En effet, la défenderesse Intourist a été représentée au cours d'une seule des trois journées d'audition. Les frais judiciaires de son procureur contre les deux demanderesses seront diminués des journées additionnelles des 26 et 27 janvier 1995. Les demanderesses en répondront conjointement.

Il n'y aura pas de mitigation aux frais judiciaires taxables en faveur des procureurs de la défenderesse Exotik. Les demanderesses devront donc les assumer conjointement.

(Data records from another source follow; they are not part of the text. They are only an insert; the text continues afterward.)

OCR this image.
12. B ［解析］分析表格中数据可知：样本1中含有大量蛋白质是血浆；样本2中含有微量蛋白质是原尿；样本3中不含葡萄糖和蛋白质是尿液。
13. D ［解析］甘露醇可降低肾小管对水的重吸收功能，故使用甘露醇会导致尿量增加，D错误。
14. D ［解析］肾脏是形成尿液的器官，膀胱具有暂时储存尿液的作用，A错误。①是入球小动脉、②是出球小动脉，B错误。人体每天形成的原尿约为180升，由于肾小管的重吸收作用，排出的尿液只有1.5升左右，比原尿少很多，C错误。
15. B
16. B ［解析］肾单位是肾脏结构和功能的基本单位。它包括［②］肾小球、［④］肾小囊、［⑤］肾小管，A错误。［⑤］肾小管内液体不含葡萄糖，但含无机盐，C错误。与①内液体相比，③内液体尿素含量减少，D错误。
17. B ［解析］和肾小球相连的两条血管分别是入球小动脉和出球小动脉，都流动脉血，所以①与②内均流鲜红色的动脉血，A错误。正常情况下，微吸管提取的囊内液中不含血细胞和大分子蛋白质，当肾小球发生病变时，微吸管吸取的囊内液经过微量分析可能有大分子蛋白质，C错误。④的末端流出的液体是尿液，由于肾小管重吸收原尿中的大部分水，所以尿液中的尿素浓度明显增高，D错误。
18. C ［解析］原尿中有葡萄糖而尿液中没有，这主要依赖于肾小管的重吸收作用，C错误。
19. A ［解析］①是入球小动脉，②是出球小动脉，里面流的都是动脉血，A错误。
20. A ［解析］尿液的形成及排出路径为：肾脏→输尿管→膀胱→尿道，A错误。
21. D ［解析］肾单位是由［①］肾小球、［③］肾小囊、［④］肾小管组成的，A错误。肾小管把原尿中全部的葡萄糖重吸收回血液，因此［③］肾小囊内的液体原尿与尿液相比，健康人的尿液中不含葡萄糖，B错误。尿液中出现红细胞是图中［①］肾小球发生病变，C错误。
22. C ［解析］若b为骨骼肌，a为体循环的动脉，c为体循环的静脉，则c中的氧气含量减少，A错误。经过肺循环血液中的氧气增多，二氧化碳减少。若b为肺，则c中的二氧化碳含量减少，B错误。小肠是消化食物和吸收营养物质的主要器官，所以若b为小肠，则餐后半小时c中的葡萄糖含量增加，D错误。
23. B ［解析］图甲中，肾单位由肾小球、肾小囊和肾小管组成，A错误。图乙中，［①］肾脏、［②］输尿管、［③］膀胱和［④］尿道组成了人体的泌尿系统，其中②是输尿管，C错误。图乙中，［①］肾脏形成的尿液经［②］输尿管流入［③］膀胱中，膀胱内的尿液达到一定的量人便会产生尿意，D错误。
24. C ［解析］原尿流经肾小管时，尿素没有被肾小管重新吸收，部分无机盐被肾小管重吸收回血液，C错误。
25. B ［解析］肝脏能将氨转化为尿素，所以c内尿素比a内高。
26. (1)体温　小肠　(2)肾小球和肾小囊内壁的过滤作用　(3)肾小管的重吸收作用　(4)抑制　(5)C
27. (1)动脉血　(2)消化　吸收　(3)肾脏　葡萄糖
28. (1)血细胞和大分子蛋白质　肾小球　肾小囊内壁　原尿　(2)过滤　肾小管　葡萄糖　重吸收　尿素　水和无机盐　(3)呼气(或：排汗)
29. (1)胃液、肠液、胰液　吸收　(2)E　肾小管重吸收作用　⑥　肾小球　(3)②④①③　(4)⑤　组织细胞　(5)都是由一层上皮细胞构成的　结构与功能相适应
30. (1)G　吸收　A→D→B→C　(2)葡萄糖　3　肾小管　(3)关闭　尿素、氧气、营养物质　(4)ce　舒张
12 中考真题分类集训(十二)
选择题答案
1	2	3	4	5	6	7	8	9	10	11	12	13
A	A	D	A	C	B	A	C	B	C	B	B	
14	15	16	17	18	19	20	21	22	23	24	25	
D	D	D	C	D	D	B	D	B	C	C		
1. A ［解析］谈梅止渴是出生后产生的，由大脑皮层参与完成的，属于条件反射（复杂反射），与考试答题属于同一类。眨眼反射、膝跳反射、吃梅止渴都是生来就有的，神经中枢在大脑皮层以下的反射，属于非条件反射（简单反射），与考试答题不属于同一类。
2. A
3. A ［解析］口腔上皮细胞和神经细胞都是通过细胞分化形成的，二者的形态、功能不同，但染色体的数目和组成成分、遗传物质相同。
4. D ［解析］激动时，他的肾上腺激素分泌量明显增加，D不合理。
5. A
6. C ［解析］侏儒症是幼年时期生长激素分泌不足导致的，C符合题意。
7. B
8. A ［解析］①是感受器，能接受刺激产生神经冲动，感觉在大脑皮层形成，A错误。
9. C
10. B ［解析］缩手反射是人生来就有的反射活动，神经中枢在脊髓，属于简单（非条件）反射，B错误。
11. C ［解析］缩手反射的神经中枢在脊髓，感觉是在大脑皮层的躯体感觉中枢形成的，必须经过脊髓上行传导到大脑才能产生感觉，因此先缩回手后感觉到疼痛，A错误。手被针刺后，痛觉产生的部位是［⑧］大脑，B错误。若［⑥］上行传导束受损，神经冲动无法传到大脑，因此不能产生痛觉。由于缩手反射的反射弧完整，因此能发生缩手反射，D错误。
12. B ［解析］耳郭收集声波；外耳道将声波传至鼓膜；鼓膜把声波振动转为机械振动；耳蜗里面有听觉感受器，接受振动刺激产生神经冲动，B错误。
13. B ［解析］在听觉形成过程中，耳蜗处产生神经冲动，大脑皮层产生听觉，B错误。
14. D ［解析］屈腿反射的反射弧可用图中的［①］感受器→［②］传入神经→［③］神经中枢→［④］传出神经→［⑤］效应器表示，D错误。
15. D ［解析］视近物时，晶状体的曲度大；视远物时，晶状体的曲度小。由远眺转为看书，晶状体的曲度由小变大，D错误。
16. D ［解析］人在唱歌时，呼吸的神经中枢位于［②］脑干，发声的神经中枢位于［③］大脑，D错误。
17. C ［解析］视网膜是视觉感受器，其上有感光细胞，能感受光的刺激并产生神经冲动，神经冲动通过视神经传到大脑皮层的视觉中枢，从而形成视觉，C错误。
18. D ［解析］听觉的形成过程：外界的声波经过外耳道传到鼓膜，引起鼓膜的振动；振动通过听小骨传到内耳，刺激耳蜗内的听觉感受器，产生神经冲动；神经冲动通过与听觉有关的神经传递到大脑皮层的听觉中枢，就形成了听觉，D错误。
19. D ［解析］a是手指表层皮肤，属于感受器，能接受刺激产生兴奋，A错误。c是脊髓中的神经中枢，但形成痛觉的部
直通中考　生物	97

PAR CES MOTIFS, LE TRIBUNAL REJETTE comme suit l'action des demanderesses:

I.   REJETTE l'action des demanderesses contre le mis-en-cause Fraser, mais sans frais:

II.  REJETTE l'action des demanderesses à l'égard de la défenderesse Intourist, avec frais, mais sans ceux des journées additionnelles d'audition des 26 et 27 janvier 1995;

III. REJETTE l'action des demanderesses à l'égard de la défenderesse Exotik Tours Enr. (102150 Canada Inc.), avec frais.


                                   LUCIEN DANSEREAU, J.C.Q.

Me Charles Dupuis
Procureur des demanderesses

Me Paul Unterberg
Procureur de la défenderesse Exotik Tours Enr.
(Pas de procureur de la défenderesse Intourist)
(Pas de procureur du mis-en-cause Robert Fraser)

AVIS :
Le lecteur doit s'assurer que les décisions consultées sont finales et sans appel; la consultation du plumitif s'avère une précaution utile.